The cumulative displacement of 2,593 workers across 17 WARN notices represents a significant economic headwind for Delaware County. Given Indiana's strong labor market fundamentals—an insured unemployment rate of 0.75% and a state unemployment rate of 3.3%—Delaware County's affected workers likely face a relatively favorable job search environment. In a tight labor market, displaced workers can typically transition to alternative employment within reasonable timeframes, albeit potentially at lower wages or in different sectors.

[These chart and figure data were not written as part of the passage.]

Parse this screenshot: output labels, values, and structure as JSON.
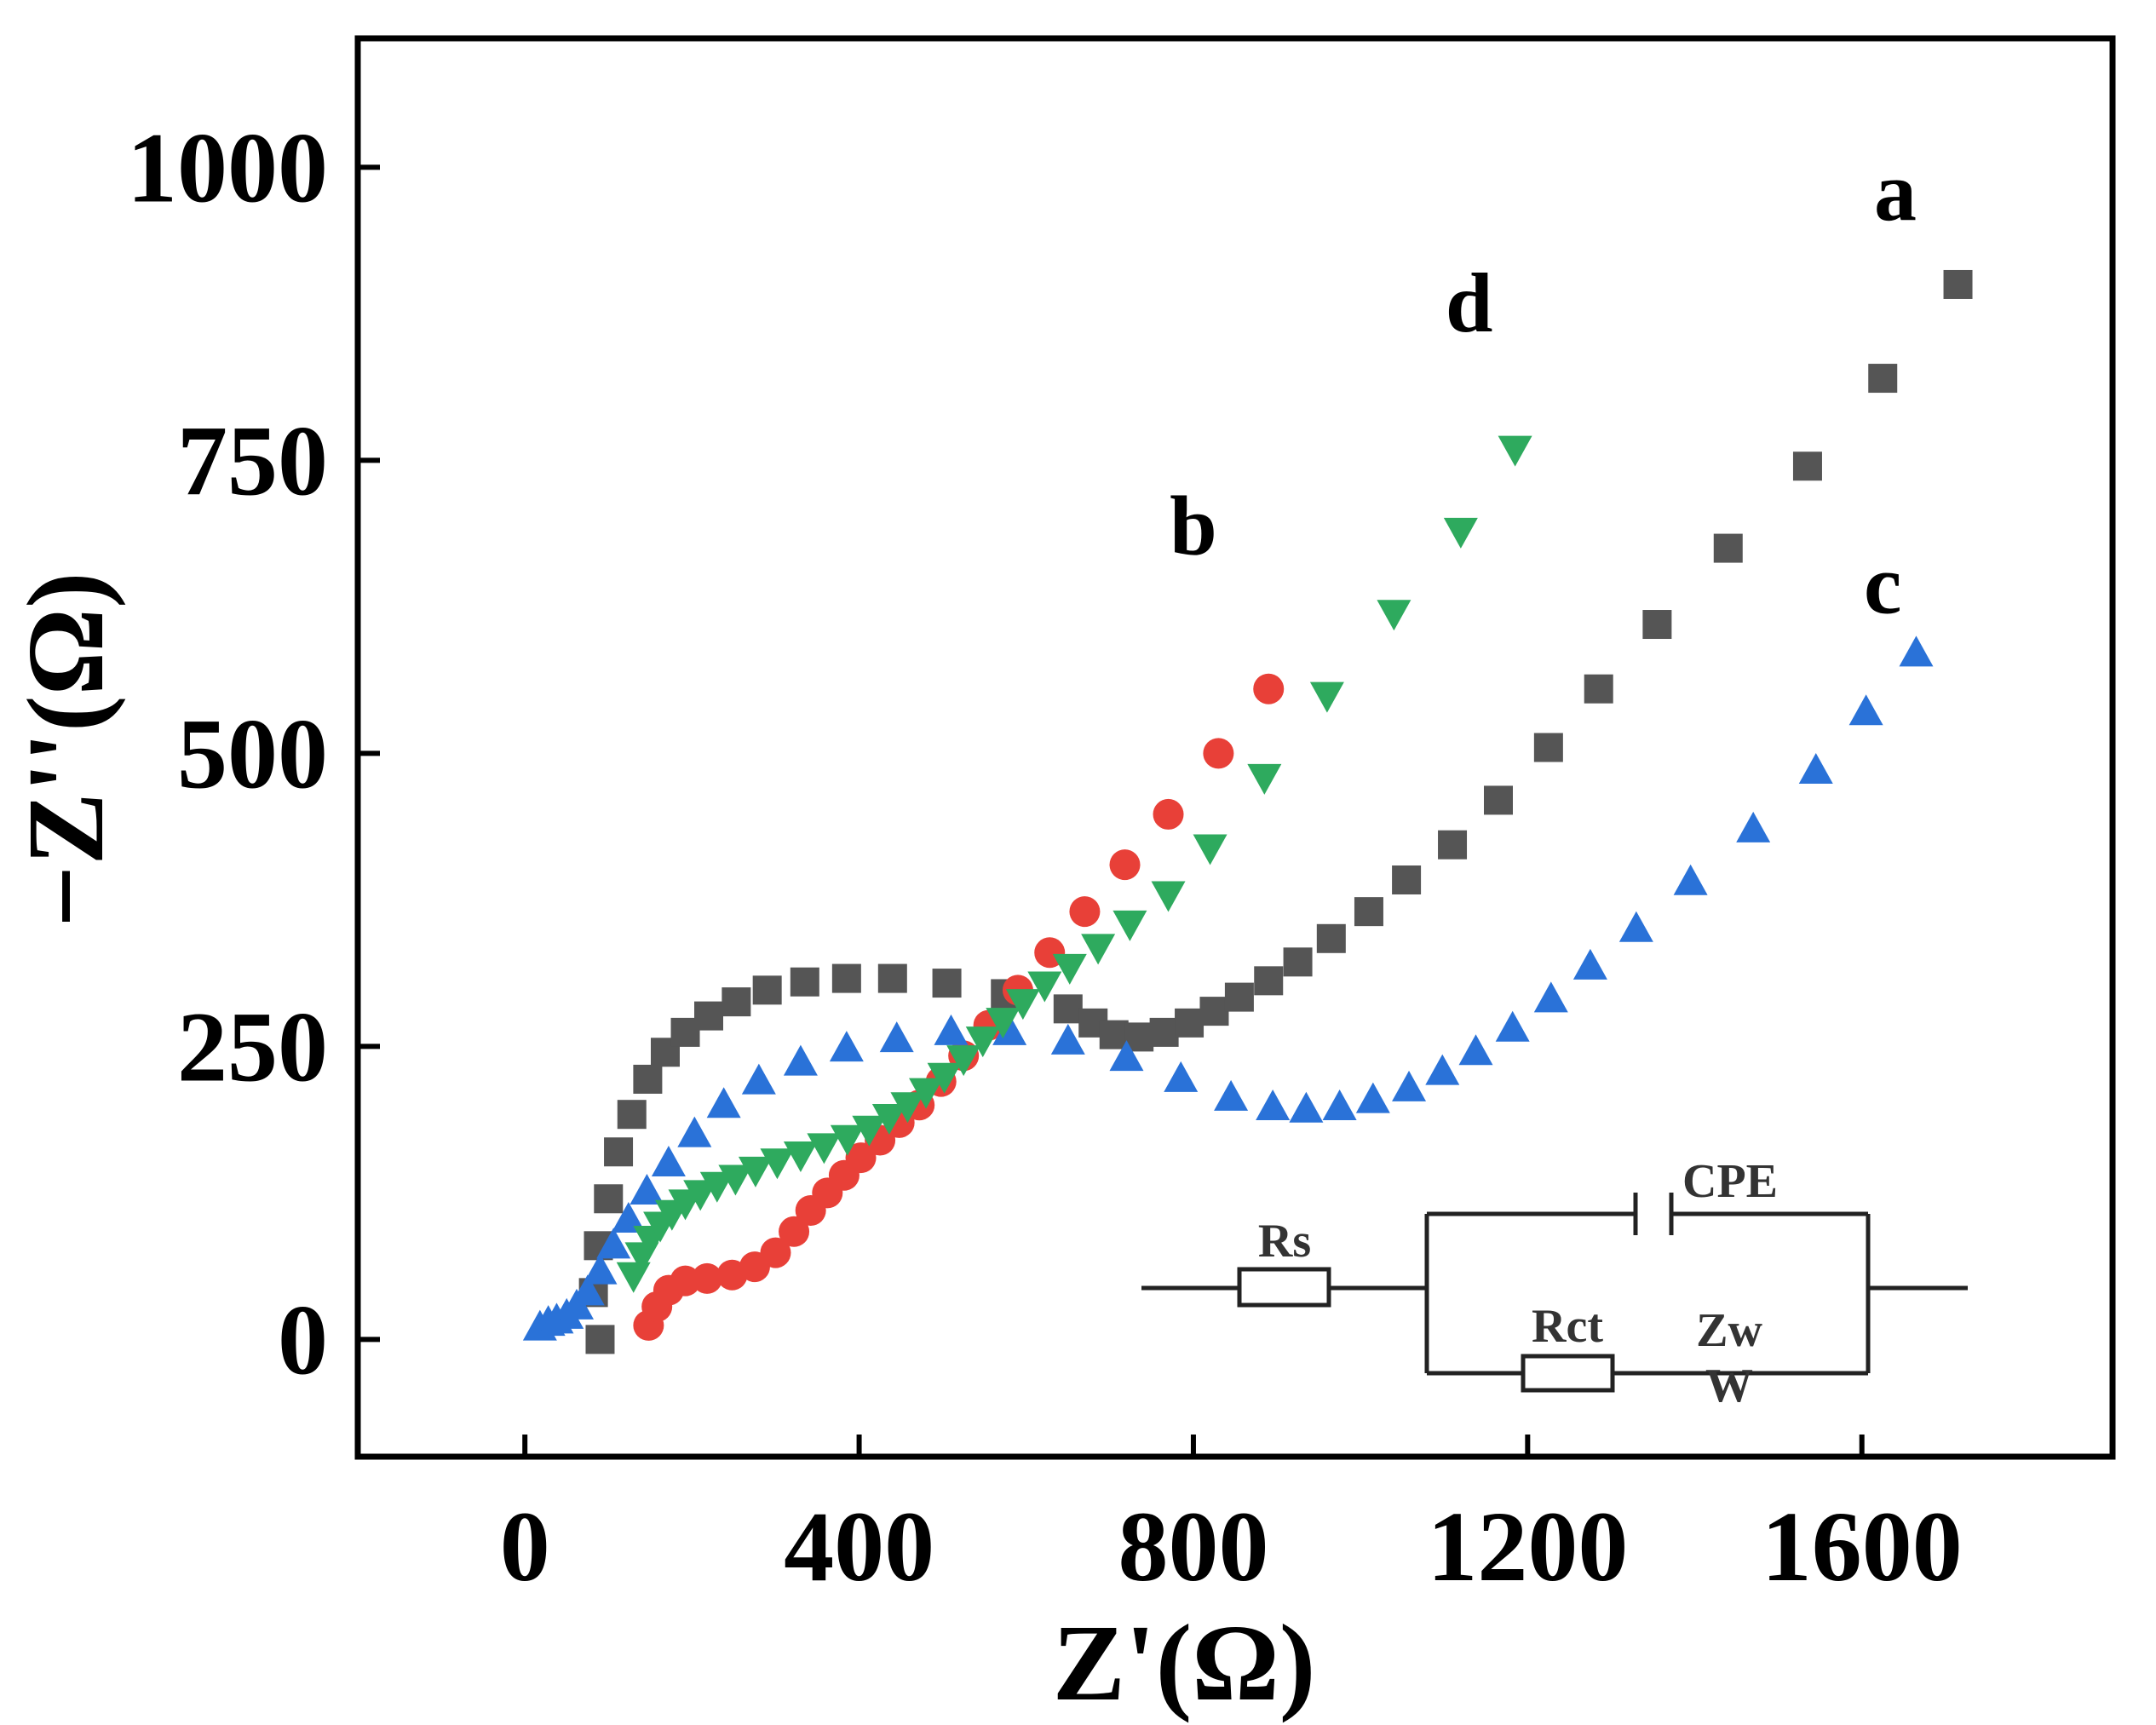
{
  "chart_data": {
    "type": "scatter",
    "title": "",
    "xlabel": "Z'(Ω)",
    "ylabel": "−Z''(Ω)",
    "xlim": [
      -200,
      1900
    ],
    "ylim": [
      -100,
      1110
    ],
    "xticks": [
      0,
      400,
      800,
      1200,
      1600
    ],
    "yticks": [
      0,
      250,
      500,
      750,
      1000
    ],
    "xtick_labels": [
      "0",
      "400",
      "800",
      "1200",
      "1600"
    ],
    "ytick_labels": [
      "0",
      "250",
      "500",
      "750",
      "1000"
    ],
    "series": [
      {
        "name": "a",
        "marker": "square",
        "color": "#555555",
        "label_pos": [
          1640,
          955
        ],
        "x": [
          90,
          82,
          88,
          100,
          112,
          128,
          147,
          168,
          192,
          220,
          253,
          290,
          335,
          385,
          440,
          505,
          575,
          650,
          680,
          705,
          735,
          765,
          795,
          825,
          855,
          890,
          925,
          965,
          1010,
          1055,
          1110,
          1165,
          1225,
          1285,
          1355,
          1440,
          1535,
          1625,
          1715
        ],
        "y": [
          0,
          40,
          80,
          120,
          160,
          192,
          222,
          245,
          262,
          276,
          288,
          298,
          305,
          308,
          308,
          304,
          295,
          282,
          270,
          260,
          258,
          262,
          270,
          280,
          292,
          306,
          322,
          342,
          365,
          392,
          422,
          460,
          505,
          555,
          610,
          675,
          745,
          820,
          900
        ]
      },
      {
        "name": "b",
        "marker": "circle",
        "color": "#e84038",
        "label_pos": [
          800,
          670
        ],
        "x": [
          148,
          158,
          172,
          192,
          218,
          248,
          275,
          300,
          322,
          342,
          362,
          382,
          402,
          425,
          448,
          472,
          498,
          525,
          555,
          590,
          628,
          670,
          718,
          770,
          830,
          890
        ],
        "y": [
          12,
          28,
          42,
          50,
          52,
          55,
          62,
          74,
          92,
          110,
          125,
          140,
          155,
          170,
          185,
          200,
          220,
          242,
          268,
          298,
          330,
          365,
          405,
          448,
          500,
          555
        ]
      },
      {
        "name": "c",
        "marker": "triangle-up",
        "color": "#2a72d8",
        "label_pos": [
          1625,
          620
        ],
        "x": [
          18,
          28,
          38,
          50,
          62,
          75,
          90,
          106,
          124,
          146,
          172,
          203,
          238,
          280,
          330,
          385,
          445,
          510,
          580,
          650,
          720,
          785,
          845,
          895,
          935,
          975,
          1015,
          1058,
          1098,
          1138,
          1182,
          1228,
          1275,
          1330,
          1395,
          1470,
          1545,
          1605,
          1665
        ],
        "y": [
          10,
          14,
          16,
          20,
          28,
          40,
          58,
          80,
          102,
          126,
          150,
          175,
          200,
          220,
          236,
          248,
          256,
          262,
          262,
          254,
          240,
          222,
          206,
          198,
          196,
          198,
          204,
          214,
          228,
          245,
          265,
          290,
          318,
          350,
          390,
          435,
          485,
          535,
          585
        ]
      },
      {
        "name": "d",
        "marker": "triangle-down",
        "color": "#2eaa5e",
        "label_pos": [
          1130,
          860
        ],
        "x": [
          130,
          140,
          150,
          162,
          176,
          192,
          210,
          230,
          252,
          276,
          302,
          330,
          358,
          386,
          412,
          436,
          458,
          480,
          502,
          525,
          548,
          572,
          596,
          622,
          652,
          686,
          724,
          770,
          820,
          885,
          960,
          1040,
          1120,
          1185
        ],
        "y": [
          55,
          72,
          86,
          98,
          108,
          117,
          125,
          132,
          138,
          145,
          152,
          158,
          165,
          172,
          180,
          190,
          200,
          212,
          225,
          240,
          256,
          272,
          288,
          303,
          318,
          335,
          355,
          380,
          420,
          480,
          550,
          620,
          690,
          760
        ]
      }
    ],
    "inset_circuit": {
      "labels": [
        "Rs",
        "CPE",
        "Rct",
        "Zw",
        "W"
      ]
    }
  }
}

However, the sectoral composition of these layoffs creates structural challenges. Manufacturing displacement is particularly concerning because manufacturing jobs—especially in precision tool-and-die, stamping, and automotive supply—offer higher wages and superior benefits relative to service sector alternatives. Workers displaced from BorgWarner or Duffy Tool and Stamping may struggle to find equivalent employment within Delaware County or even the broader region, creating pressures for out-migration or downward occupational mobility.

The healthcare layoffs, while concerning, likely prove less economically disruptive than manufacturing displacement because healthcare systems often absorb workers into different roles or related facilities. Administrative rationalization at Indiana University Ball Memorial Hospital may not reduce overall healthcare employment in the county if affected workers transition to other healthcare employers.

The concentration of layoffs in Muncie creates localized labor market adjustment challenges despite county-level labor market tightness. If BorgWarner or a similarly large employer contracts significantly, Muncie's localized unemployment could spike even as Indiana's statewide rate remains low, creating friction in the job search process and reducing workers' bargaining power in wage negotiations.

H-1B and Foreign Worker Hiring: Limited Direct Connection

Indiana's H-1B visa petition data reveals extensive reliance on foreign-born skilled workers, with 35,927 certified petitions from 4,903 employers. The state's H-1B hiring focuses heavily on technology and engineering roles, with top petitioners including CUMMINS INC. (3,342 petitions), Tata Consultancy Services Limited (1,268 petitions), and INFOSYS LIMITED (934 petitions).

The WARN notice data from Delaware County shows no direct overlap between major H-1B employers and major WARN filers. BorgWarner, while a global automotive supplier likely employing H-1B visa holders at some facilities, does not appear prominently in Indiana's H-1B petition data. This suggests that the company's 750-worker reduction likely affects domestic workers rather than representing a substitution pattern where foreign workers replace laid-off Americans.

The absence of H-1B petition data for Delaware County's major WARN filers suggests that the county's displacement stems primarily from demand destruction, cyclical downturn, or structural industry change rather than from labor substitution dynamics. This distinction is economically important: it indicates that Delaware County's layoff challenges reflect sector-wide challenges rather than specific employer strategies to replace American workers with visa holders.

Conclusion: Structural Adjustment in a Manufacturing-Dependent County

Delaware County faces a labor market transition driven by manufacturing sector vulnerability, retail disruption, and healthcare consolidation. While the county's position within Indiana's robust labor market provides some buffering, the concentration of employment in vulnerable sectors and the geographic concentration of layoffs in Muncie create localized economic challenges. The acceleration of WARN notices since 2018 suggests these pressures are intensifying rather than abating, warranting continued attention to economic diversification and workforce development initiatives aimed at facilitating transitions to higher-value service and technology sectors.